At this point I have enough students for fall. I’m still meeting with potential students but only if they are able to come for lessons during the day (pretty much limited to adults – like other piano teachers – love teaching them – and home-schooled students). Even then, I know my limit, and there are times that I’m simply not available. Like most mornings and any time on Saturday or Sunday. No explanation or justification necessary. I do teach all ages and all levels – I like the variety – and a student does not need to be anywhere close to the top percentile of young pianists to be a great and rewarding student.
The factors that I consider when I get inquiries:
1. Time availability. If there’s no mutually convenient time, the interview is not even going to happen. Even one of Jan Lisiecki‘s teachers had to put him on hold for a year because she was already fully booked.
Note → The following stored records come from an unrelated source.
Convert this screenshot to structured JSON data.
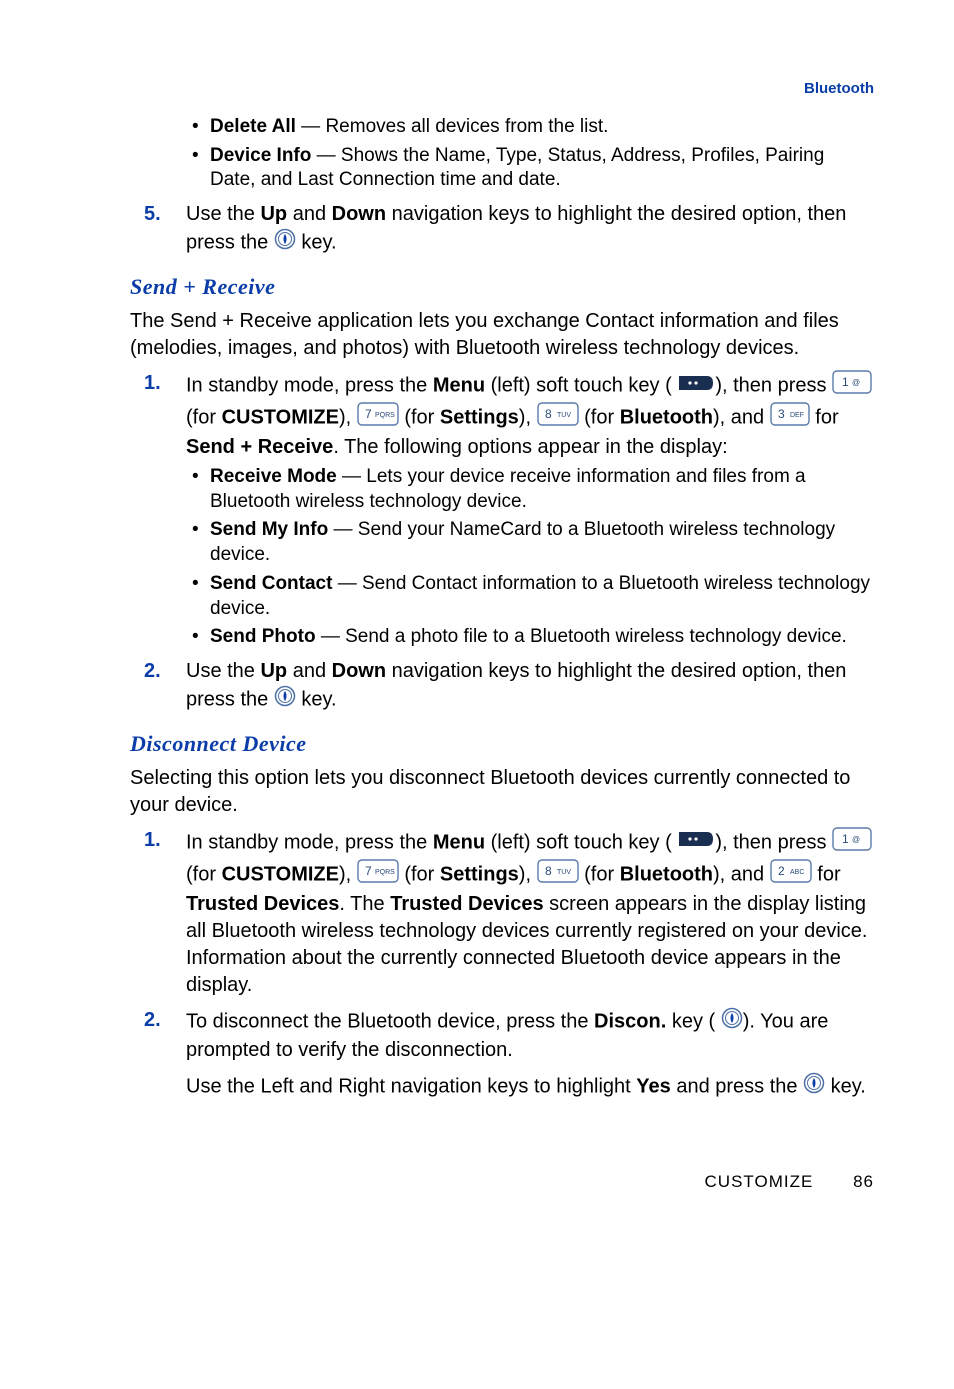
{
  "header": {
    "label": "Bluetooth"
  },
  "topBullets": [
    {
      "bold": "Delete All",
      "rest": " — Removes all devices from the list."
    },
    {
      "bold": "Device Info",
      "rest": " — Shows the Name, Type, Status, Address, Profiles, Pairing Date, and Last Connection time and date."
    }
  ],
  "topStep": {
    "num": "5.",
    "pre": "Use the ",
    "b1": "Up",
    "mid": " and ",
    "b2": "Down",
    "post1": " navigation keys to highlight the desired option, then press the ",
    "post2": " key."
  },
  "section1": {
    "heading": "Send + Receive",
    "intro": "The Send + Receive application lets you exchange Contact information and files (melodies, images, and photos) with Bluetooth wireless technology devices.",
    "step1": {
      "num": "1.",
      "p1a": "In standby mode, press the ",
      "p1b": "Menu",
      "p1c": " (left) soft touch key (",
      "p1d": "), then press ",
      "for_customize_l": " (for ",
      "for_customize_b": "CUSTOMIZE",
      "for_customize_r": "), ",
      "for_settings_l": " (for ",
      "for_settings_b": "Settings",
      "for_settings_r": "), ",
      "for_bt_l": " (for ",
      "for_bt_b": "Bluetooth",
      "for_bt_r": "), and ",
      "for_sr_l": " for ",
      "for_sr_b": "Send + Receive",
      "for_sr_r": ". The following options appear in the display:"
    },
    "bullets": [
      {
        "bold": "Receive Mode",
        "rest": " — Lets your device receive information and files from a Bluetooth wireless technology device."
      },
      {
        "bold": "Send My Info",
        "rest": " — Send your NameCard to a Bluetooth wireless technology device."
      },
      {
        "bold": "Send Contact",
        "rest": " — Send Contact information to a Bluetooth wireless technology device."
      },
      {
        "bold": "Send Photo",
        "rest": " — Send a photo file to a Bluetooth wireless technology device."
      }
    ],
    "step2": {
      "num": "2.",
      "pre": "Use the ",
      "b1": "Up",
      "mid": " and ",
      "b2": "Down",
      "post1": " navigation keys to highlight the desired option, then press the ",
      "post2": " key."
    }
  },
  "section2": {
    "heading": "Disconnect Device",
    "intro": "Selecting this option lets you disconnect Bluetooth devices currently connected to your device.",
    "step1": {
      "num": "1.",
      "p1a": "In standby mode, press the ",
      "p1b": "Menu",
      "p1c": " (left) soft touch key (",
      "p1d": "), then press ",
      "for_customize_l": " (for ",
      "for_customize_b": "CUSTOMIZE",
      "for_customize_r": "), ",
      "for_settings_l": " (for ",
      "for_settings_b": "Settings",
      "for_settings_r": "), ",
      "for_bt_l": " (for ",
      "for_bt_b": "Bluetooth",
      "for_bt_r": "), and ",
      "for_td_l": " for ",
      "for_td_b": "Trusted Devices",
      "for_td_mid": ". The ",
      "for_td_b2": "Trusted Devices",
      "for_td_rest": " screen appears in the display listing all Bluetooth wireless technology devices currently registered on your device. Information about the currently connected Bluetooth device appears in the display."
    },
    "step2": {
      "num": "2.",
      "pre": "To disconnect the Bluetooth device, press the ",
      "b1": "Discon.",
      "mid": " key (",
      "post1": "). You are prompted to verify the disconnection.",
      "line2a": "Use the Left and Right navigation keys to highlight ",
      "line2b": "Yes",
      "line2c": " and press the ",
      "line2d": " key."
    }
  },
  "footer": {
    "text": "CUSTOMIZE",
    "page": "86"
  }
}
2. Teacher troubles. Any badmouthing of a current or past teacher sends up a red flag. While I know there are a few unethical and incompetent teachers, I’m always inclined to take the other teacher’s side first. I will not breach the code of ethics of the associations to which I belong by accepting a new student, until I know the break has been made with the former teacher.
3. The instrument. I do accept students with a keyboard, conditionally, but I’m much more likely to accept someone with a real piano. See Weighing in on The Great Debate.
4. Balance of the studio. I have had, and still have, some students with rough backgrounds and/or learning issues. Although it can be quite rewarding, it’s mentally and emotionally draining. There’s a limit on how many difficult situations I can cope with at any given time. Frankly, as I get older, I find myself less willing to go there.
5. The music itself. My approach and strength is a traditional classical approach, handed down through the generations. The focus is on literacy and an appreciation of the genres and styles from all the eras, including the current one. I do not have the set of skills to adequately teach jazz or how to play in a worship band. More in an upcoming post.
6. General impressions over the phone or at the interview. This includes an attitude on the part of the child, punctuality at the interview itself, excessive hovering on the part of the parents – don’t answer the questions that I have specifically directed to your child – or any sense that this could be more stress than it’s worth. When musicians are young and hungry, they accept whatever comes their way and they make it work. I’ve been there. Learned tons along the way. I’m simply not there anymore. I keep a list of other teachers that I think might be a better fit.
Reading this over, I’m thinking this must make me sound harsh! Surely I’ve just done everything wrong according to the books and websites on how to promote yourself. I’ll never be the poster girl for the articles that tell you how to make $100,000 in your first year of teaching piano.
And I d0 hope these words don’t come back to bite me. I encourage parents of potential students to consider some of these points before contacting any teacher – I’m sure most of us are on the same page.